Даже газовые рожки горели ярче обычного, словно на театральной премьере, и освещали во всю мощь стены, режущие глаз белизной, ослепительные поверхности зеркал, золото багетов и карнизов, пажей с пухлыми щеками, увлекаемых за собой сворами охотничьих собак, которых они держали на поводках… нимф и богинь, несущих на головах корзины с фруктами, пирожными и дичью… – вся история и мифология были поставлены на службу чревоугодию[49]

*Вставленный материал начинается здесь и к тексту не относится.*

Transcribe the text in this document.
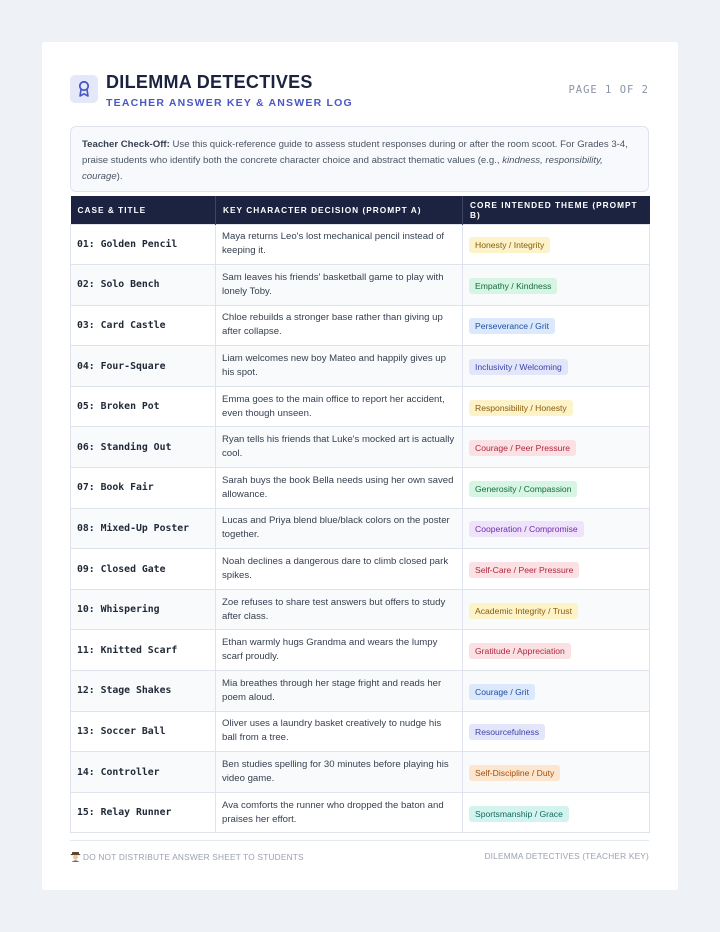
DILEMMA DETECTIVES
TEACHER ANSWER KEY & ANSWER LOG
PAGE 1 OF 2
Teacher Check-Off: Use this quick-reference guide to assess student responses during or after the room scoot. For Grades 3-4, praise students who identify both the concrete character choice and abstract thematic values (e.g., kindness, responsibility, courage).
CASE & TITLE	KEY CHARACTER DECISION (PROMPT A)	CORE INTENDED THEME (PROMPT B)
01: Golden Pencil	Maya returns Leo's lost mechanical pencil instead of keeping it.	Honesty / Integrity
02: Solo Bench	Sam leaves his friends' basketball game to play with lonely Toby.	Empathy / Kindness
03: Card Castle	Chloe rebuilds a stronger base rather than giving up after collapse.	Perseverance / Grit
04: Four-Square	Liam welcomes new boy Mateo and happily gives up his spot.	Inclusivity / Welcoming
05: Broken Pot	Emma goes to the main office to report her accident, even though unseen.	Responsibility / Honesty
06: Standing Out	Ryan tells his friends that Luke's mocked art is actually cool.	Courage / Peer Pressure
07: Book Fair	Sarah buys the book Bella needs using her own saved allowance.	Generosity / Compassion
08: Mixed-Up Poster	Lucas and Priya blend blue/black colors on the poster together.	Cooperation / Compromise
09: Closed Gate	Noah declines a dangerous dare to climb closed park spikes.	Self-Care / Peer Pressure
10: Whispering	Zoe refuses to share test answers but offers to study after class.	Academic Integrity / Trust
11: Knitted Scarf	Ethan warmly hugs Grandma and wears the lumpy scarf proudly.	Gratitude / Appreciation
12: Stage Shakes	Mia breathes through her stage fright and reads her poem aloud.	Courage / Grit
13: Soccer Ball	Oliver uses a laundry basket creatively to nudge his ball from a tree.	Resourcefulness
14: Controller	Ben studies spelling for 30 minutes before playing his video game.	Self-Discipline / Duty
15: Relay Runner	Ava comforts the runner who dropped the baton and praises her effort.	Sportsmanship / Grace
DO NOT DISTRIBUTE ANSWER SHEET TO STUDENTS	DILEMMA DETECTIVES (TEACHER KEY)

.Это взгляд Мане, только еще холоднее. Архитекторы начали серьезную кампанию против декора, когда на подъеме был модерн, предпоследний общемировой стиль: в Италии его называли «стилем либерти», в Барселоне – el modernismo
, во Франции и Англии – ар-нуво. Характерные для модерна вычурные ритмы и чрезвычайно противоречивое отношение к материалам были, по сути, нарциссическим протестом ремесленнической чувственности против излишнего абстрагирования – последним жестом руки мастера перед тем, как и сама она, и все ее творения были уничтожены машинным производством. Модерн не чужд заносчивости: эти вьющиеся стебли, волнистые линии и томные лилии на витражах были последним оборонительным рубежом доиндустриального мира. Чтобы рассмотреть их, требуется не меньше времени, чем для того, чтобы распутать спирали прустовских предложений, почувствовать их вкус и насладиться ритмом. Нужен досуг, достояние высшего класса.В отличие от этого классово-ограниченного изобилия, модернистская архитектура должна была стать демократическим ответом на общественный кризис, – по крайней мере, так думали отцы-основатели интернационального стиля. Сама идея современности была для них уникальным слиянием мечты и рациональности и произрастала из тех же основ, что и марксизм. В развитии технологии и массового производства таилась Утопия, хоть и представить ее было еще сложно. Технология несла с собой определенность функции, искоренение всего ненужного – одним словом, планирование. Было ясно, что машинное производство уже не остановить и что будущее, какую бы форму оно ни приняло, не стоит искать ни в анархистских коммунах, ютящихся во французских деревнях, ни даже в мастерских Уильяма Морриса. Однако применительно к архитектуре машина была способна отменить рабство, которое сама же и создавала, стоило только наделить архитектора неограниченными полномочиями, сделать его metteur-en-scène
[50] строительства. «Вы неизбежно придете, – писал Ле Корбюзье, – к „дому-орудию“, к серийно произведенному дому, доступному для каждого, несравненно более здоровому, чем старые дома (в том числе и в моральном плане). <…> Однако самое главное – создать настрой, который нужен, чтобы жить в домах серийного производства». Люди – отнюдь не в меньшей степени, чем их жилища, – нуждались в перепланировке. Переделай жилье, и оно будет способствовать улучшению человека. Перевоспитай людей, и они поймут необходимость – моральную необходимость – нового типа жилья. Вальтер Гропиус и Мис ван дер Роэ в Германии ничуть не меньше, чем Ле Корбюзье во Франции, верили в этот мираж: архитектор воспринимался как провидец и жрец от социологии. Архитектура способна реформировать общество, полагали они. Под стать идеальной архитектуре из стекла и стали, основанной на сборке модулей заводского производства и функциональной ясности, возникнет новый тип личности – модулоры Ле Корбюзье обретут, так сказать, плоть и кровь, и миру явится поклонник скорости и социализма, любитель простой еды, свежей краски, гигиены, солнечных ванн, низких потолков и футбола. Первым покусившимся на декоративную архитектуру был Адольф Лоос (1870–1933) – умный и говорливый молодой архитектор, обитавший в Вене. В 1893–1896 годах Лоос жил в Соединенных Штатах и одно время работал в чикагском бюро Луиса Салливена. Луис Генри Салливен (1856–1924) был не только великим поэтом строительного каркаса, но и талантливым изобретателем украшений, в которые его можно облачить; тем не менее он рассуждал о радикальной простоте, которую здание (не относящееся к промышленной архитектуре, то есть той, что не была архитектурой боз-ар) не знало со времен прусского неоклассицизма начала XIX века. «Нам пошло бы на пользу, – отмечал Салливен, – если бы мы на какое-то время оставили украшательство и полностью сосредоточились на возведении строгих по форме зданий, пленительных в своей сдержанности».